Apparently, our identity is largely formed in our late teens – our accent at that time sticks, the bands we listen to resonate for the rest of our lives, and for me, deeply moved and awakened by books, my identity was “avid reader”. I read widely and voraciously, with several books on the go, as a guest I would gravitate towards my hosts’ bookshelves, I would stay up all night to finish a book, and I would escape from extended family get-togethers with a book into my grandparents’ ocean scented old caravan they had parked out the back. Books offered me insight, ideas and inspiration, and meant I always had something to look forward to. When I was 17, in my first year of university, I bought a boxed set of 60 Penguin Classics, extracts from the likes of Tolstoy, Balzac and Plato– I expected I would read them all that year and they would be a stepping stone into more and more books for the rest of my life.
Instead, years of working intensely on complex contracts and legal opinions for long hours left me with little appetite for more words at the end of each day. Then babies arrived and my attention span was left tattered across night feeds, Curious George and play dough. The final blow was the advent of “smart” phones. And this combined to create a two horned dilemma – to find time to read became a hard won battle against an insistent list of to-dos and attending to the needs of those around me, so I did not want to “waste” my reading time on anything frivolous. But a degraded attention span made it hard to read anything that wasn’t frivolous. I bounced with exasperation between George Elliot and Maeve Binchy, reading neither. A low point came when a podcast breezily suggested “maybe you haven’t read your favourite book yet” and I knew that wasn’t true for me – no book would resonate as much as those I had read during the emotional intensity of youth. Nearly thirty years later and the 60 small books have hardly been touched.

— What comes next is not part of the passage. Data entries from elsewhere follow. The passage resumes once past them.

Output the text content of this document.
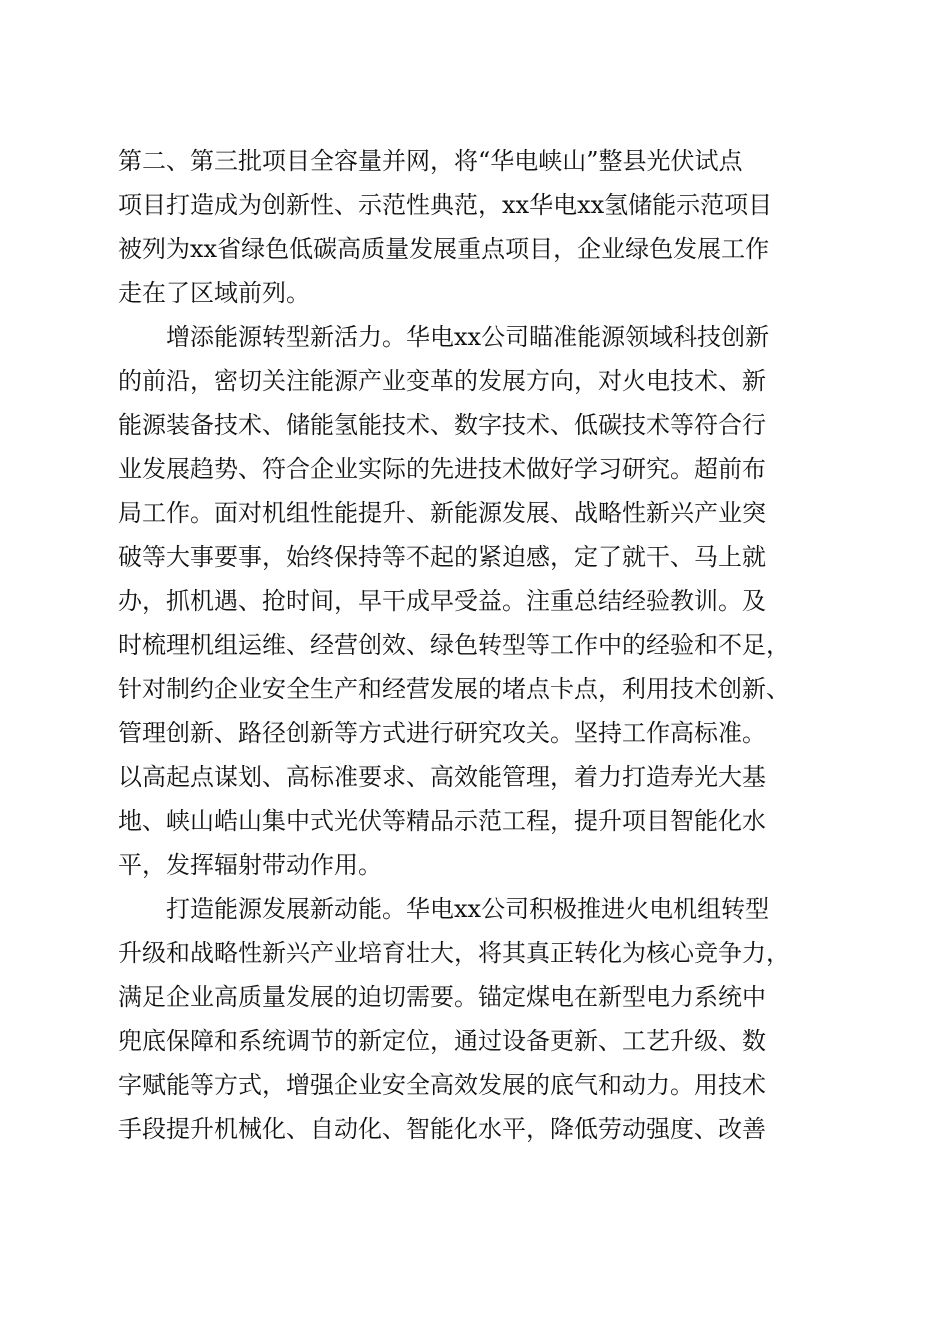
第二、第三批项目全容量并网，将“华电峡山”整县光伏试点
项目打造成为创新性、示范性典范，xx华电xx氢储能示范项目
被列为xx省绿色低碳高质量发展重点项目，企业绿色发展工作
走在了区域前列。
增添能源转型新活力。华电xx公司瞄准能源领域科技创新
的前沿，密切关注能源产业变革的发展方向，对火电技术、新
能源装备技术、储能氢能技术、数字技术、低碳技术等符合行
业发展趋势、符合企业实际的先进技术做好学习研究。超前布
局工作。面对机组性能提升、新能源发展、战略性新兴产业突
破等大事要事，始终保持等不起的紧迫感，定了就干、马上就
办，抓机遇、抢时间，早干成早受益。注重总结经验教训。及
时梳理机组运维、经营创效、绿色转型等工作中的经验和不足，
针对制约企业安全生产和经营发展的堵点卡点，利用技术创新、
管理创新、路径创新等方式进行研究攻关。坚持工作高标准。
以高起点谋划、高标准要求、高效能管理，着力打造寿光大基
地、峡山峼山集中式光伏等精品示范工程，提升项目智能化水
平，发挥辐射带动作用。
打造能源发展新动能。华电xx公司积极推进火电机组转型
升级和战略性新兴产业培育壮大，将其真正转化为核心竞争力，
满足企业高质量发展的迫切需要。锚定煤电在新型电力系统中
兜底保障和系统调节的新定位，通过设备更新、工艺升级、数
字赋能等方式，增强企业安全高效发展的底气和动力。用技术
手段提升机械化、自动化、智能化水平，降低劳动强度、改善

But despite all this, my identity still valiantly claimed that I was at my core a reader. And over the last few years, I have found myself very slowly recovering some reading momentum, in parallel with recovering from burn out. These are the things that have helped me:
- Reading young adult and children’s classics – books like The Secret Garden and Ender’s Game strike the right balance for me of a high quality read without being too taxing;
- Audio books – I’ve just finished listening to Contact by Carl Sagan and Strangers on a Train by Patricia Highsmith. Both are somewhat slow paced and I don’t think I would have had the patience to sit and read them, but their pace suited having them on in the background while I pottered in the studio, dipping my attention in and out of them;
- A designated spot to read – I don’t only read in one place, but I have one place that I only read in. No scrolling or Netflix allowed! An old arm chair of my grandmother’s which I have put by a sunny spot in the bedroom.
- I don’t have to finish every book I start but I have to finish some. At times, my path has been littered by barely started books until I’m compulsively lurching from first chapter to first chapter. So although I don’t force myself to finish a blatantly unreadable book, I do try to finish about one quarter of the books I start. I’m currently persevering with Children of Men by PD James despite finding it a sombre read.
- Sorting my bookshelves – the annual local book fair is a good incentive to sort through my bookshelves and I recently sorted them into fiction, non-fiction, poetry, philosophical & spiritual, art books, and old hardcovered classics that I have sheepishly organized by colour because I like how it looks.
- Wearing headphones in the living room. I like being around my family, and they like watching sport and videos about how to slow barbecue. I wear headphones now to tune out the noise so that I can read companiably alongside them on a Sunday afternoon while we share a fruit crumble in front of the fire.
- A book subscription – Emily at Woodside Books in Oxford runs a small second-hand bookshop and offers a book subscription. In our family, I buy all the Christmas presents including my own, so for my present I signed up for 6 months, filled in a questionnaire about my book preferences, and she sent me a hand-picked book each month. It was lovely to open the mailbox and find a brown paper package filled with a mysterious book, and I highly recommend.
- Not thinking about other books while I read. About every 3 months I go for a jog, and while I’m jogging, I get enthused and think about all the regular jogging I’m going to do, and how I will then incorporate bike riding, and train for events and by the time the jog is finished I’m completely overwhelmed by my aspirations. The same happens when I read, until the book I am reading seems feebly inadequate compared to the Herculean plan I’ve devised to read a thousand books in a year. So I now try to just be present with the book I am reading.
- The biggest change has come from recently resolving that I would read every single day. Turning reading into a requirement for the day has not leached the enjoyment, but instead it has taken off the pressure to read an important book, or for a long time, or with great earnestness. As long as I read any book for five minutes, I can tick the day off, and it has made me feel both more relaxed and accomplished about reading. Maybe I’ll get to the boxed classics one day, but for now, I was delighted to find myself spending a whole holiday day reading a Michael Crichton courtroom thriller from beginning to end. It seems that I am a reader after all!